Film als Kampfaufruf

Was würde sie Frauen mit dem Film gerne mitgeben? "Ich denke, wenn ich nur eine Erkenntnis nennen dürfte, dann wäre es diese: Dass sie nicht allein sind, wenn sie unter Depressionen, Angstzuständen oder postpartalen Beschwerden leiden." Der Film sei ein "Aufruf zum Kampf, was die Erfahrungen von Frauen angeht".

Im Film sagt ihre Figur an einer Stelle zu einem Psychiater: "Ich habe kein Problem damit, mich an meinen Sohn zu binden. Er ist perfekt. Es ist alles andere, das beschissen ist." Ein Kommentar zu einer Gesellschaft, die viele als frauen- und mütterfeindlich empfinden.
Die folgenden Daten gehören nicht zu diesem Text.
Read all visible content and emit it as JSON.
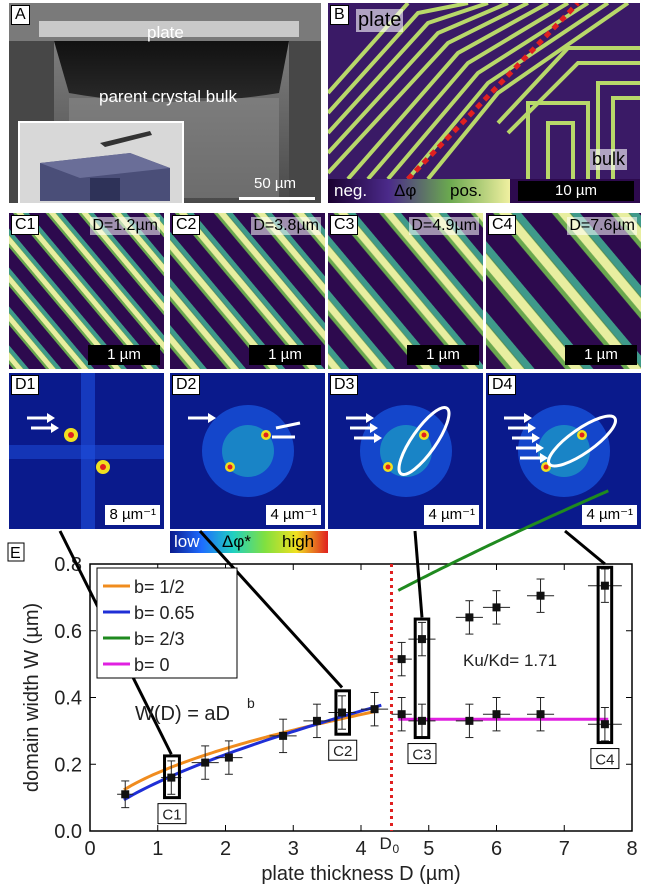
{
  "panelA": {
    "tag": "A",
    "plate": "plate",
    "bulk": "parent crystal bulk",
    "scale": "50 µm"
  },
  "panelB": {
    "tag": "B",
    "plate": "plate",
    "bulk": "bulk",
    "neg": "neg.",
    "dphi": "Δφ",
    "pos": "pos.",
    "scale": "10 µm"
  },
  "panelsC": [
    {
      "tag": "C1",
      "label": "D=1.2µm",
      "scale": "1 µm"
    },
    {
      "tag": "C2",
      "label": "D=3.8µm",
      "scale": "1 µm"
    },
    {
      "tag": "C3",
      "label": "D=4.9µm",
      "scale": "1 µm"
    },
    {
      "tag": "C4",
      "label": "D=7.6µm",
      "scale": "1 µm"
    }
  ],
  "panelsD": [
    {
      "tag": "D1",
      "scale": "8 µm⁻¹"
    },
    {
      "tag": "D2",
      "scale": "4 µm⁻¹"
    },
    {
      "tag": "D3",
      "scale": "4 µm⁻¹"
    },
    {
      "tag": "D4",
      "scale": "4 µm⁻¹"
    }
  ],
  "colorbarD": {
    "low": "low",
    "dphi": "Δφ*",
    "high": "high"
  },
  "colors": {
    "purple": "#2d0a4e",
    "green": "#6aa84f",
    "yellow": "#f0f0a0",
    "fft_bg": "#0a1a8c",
    "red_dash": "#e02020"
  },
  "chart_data": {
    "type": "scatter",
    "tag": "E",
    "xlabel": "plate thickness D (µm)",
    "ylabel": "domain width W (µm)",
    "xlim": [
      0,
      8
    ],
    "ylim": [
      0,
      0.8
    ],
    "xticks": [
      0,
      1,
      2,
      3,
      4,
      5,
      6,
      7,
      8
    ],
    "yticks": [
      0.0,
      0.2,
      0.4,
      0.6,
      0.8
    ],
    "d0_label": "D",
    "d0_sub": "0",
    "d0_value": 4.45,
    "formula": "W(D) = aD",
    "formula_sup": "b",
    "ratio_label": "K",
    "ratio_text": "Ku/Kd= 1.71",
    "legend": [
      {
        "name": "b= 1/2",
        "color": "#f08c1e"
      },
      {
        "name": "b= 0.65",
        "color": "#1f2fd6"
      },
      {
        "name": "b= 2/3",
        "color": "#1f8a1f"
      },
      {
        "name": "b= 0",
        "color": "#e020e0"
      }
    ],
    "points_left": [
      {
        "x": 0.52,
        "y": 0.11,
        "xerr": 0.12,
        "yerr": 0.04
      },
      {
        "x": 1.2,
        "y": 0.16,
        "xerr": 0.15,
        "yerr": 0.05
      },
      {
        "x": 1.7,
        "y": 0.205,
        "xerr": 0.2,
        "yerr": 0.05
      },
      {
        "x": 2.05,
        "y": 0.22,
        "xerr": 0.2,
        "yerr": 0.05
      },
      {
        "x": 2.85,
        "y": 0.285,
        "xerr": 0.2,
        "yerr": 0.05
      },
      {
        "x": 3.35,
        "y": 0.33,
        "xerr": 0.2,
        "yerr": 0.05
      },
      {
        "x": 3.72,
        "y": 0.355,
        "xerr": 0.2,
        "yerr": 0.05
      },
      {
        "x": 4.2,
        "y": 0.365,
        "xerr": 0.2,
        "yerr": 0.05
      }
    ],
    "points_upper": [
      {
        "x": 4.6,
        "y": 0.515,
        "xerr": 0.15,
        "yerr": 0.05
      },
      {
        "x": 4.9,
        "y": 0.575,
        "xerr": 0.2,
        "yerr": 0.05
      },
      {
        "x": 5.6,
        "y": 0.64,
        "xerr": 0.2,
        "yerr": 0.05
      },
      {
        "x": 6.0,
        "y": 0.67,
        "xerr": 0.2,
        "yerr": 0.05
      },
      {
        "x": 6.65,
        "y": 0.705,
        "xerr": 0.2,
        "yerr": 0.05
      },
      {
        "x": 7.6,
        "y": 0.735,
        "xerr": 0.25,
        "yerr": 0.05
      }
    ],
    "points_lower": [
      {
        "x": 4.6,
        "y": 0.35,
        "xerr": 0.15,
        "yerr": 0.05
      },
      {
        "x": 4.9,
        "y": 0.33,
        "xerr": 0.2,
        "yerr": 0.05
      },
      {
        "x": 5.6,
        "y": 0.33,
        "xerr": 0.2,
        "yerr": 0.05
      },
      {
        "x": 6.0,
        "y": 0.35,
        "xerr": 0.2,
        "yerr": 0.05
      },
      {
        "x": 6.65,
        "y": 0.35,
        "xerr": 0.2,
        "yerr": 0.05
      },
      {
        "x": 7.6,
        "y": 0.32,
        "xerr": 0.25,
        "yerr": 0.05
      }
    ],
    "fits": [
      {
        "name": "b= 1/2",
        "a": 0.1745,
        "b": 0.5,
        "x0": 0.5,
        "x1": 4.2,
        "color": "#f08c1e"
      },
      {
        "name": "b= 0.65",
        "a": 0.146,
        "b": 0.65,
        "x0": 0.5,
        "x1": 4.3,
        "color": "#1f2fd6"
      },
      {
        "name": "b= 2/3",
        "a": 0.2625,
        "b": 0.6667,
        "x0": 4.55,
        "x1": 7.65,
        "color": "#1f8a1f"
      },
      {
        "name": "b= 0",
        "a": 0.335,
        "b": 0,
        "x0": 4.55,
        "x1": 7.65,
        "color": "#e020e0"
      }
    ],
    "boxes": [
      {
        "label": "C1",
        "x0": 1.1,
        "x1": 1.32,
        "y0": 0.1,
        "y1": 0.225
      },
      {
        "label": "C2",
        "x0": 3.63,
        "x1": 3.83,
        "y0": 0.29,
        "y1": 0.42
      },
      {
        "label": "C3",
        "x0": 4.8,
        "x1": 5.0,
        "y0": 0.28,
        "y1": 0.635
      },
      {
        "label": "C4",
        "x0": 7.5,
        "x1": 7.7,
        "y0": 0.265,
        "y1": 0.79
      }
    ]
  }
}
In der Frauen oft die hauptsächliche Verantwortung für ein Kind haben oder sich zumindest in ihrem Leben nach der Geburt am meisten ändert.

Bezug zu Kultfilm "A Woman Under the Influence"

Lawrence erzählte, dass der Kultfilm "Eine Frau unter Einfluß" (Originaltitel: "A Woman Under the Influence") aus dem Jahr 1974 eine Inspiration für sie war. In dem Drama von John Cassavetes verkörpert Gena Rowlands eine Hausfrau und Mutter, die von ihrem Umfeld für ihre Erziehungsweise und Lebensart verurteilt wird. Ihr Partner ("Columbo"-Darsteller Peter Falk) lässt sie zwischenzeitlich in die Psychiatrie stecken, also dorthin, wo auch Grace in "Die My Love" vorübergehend landet. Beide Filme erzählen etwas von einer Welt, in der es einfacher ist, die Mutter verantwortlich zu machen - anstatt darüber nachzudenken, ob es vielleicht die gesellschaftlichen Bedingungen sind, die Mütter manchmal an den Rande des Wahnsinns bringen.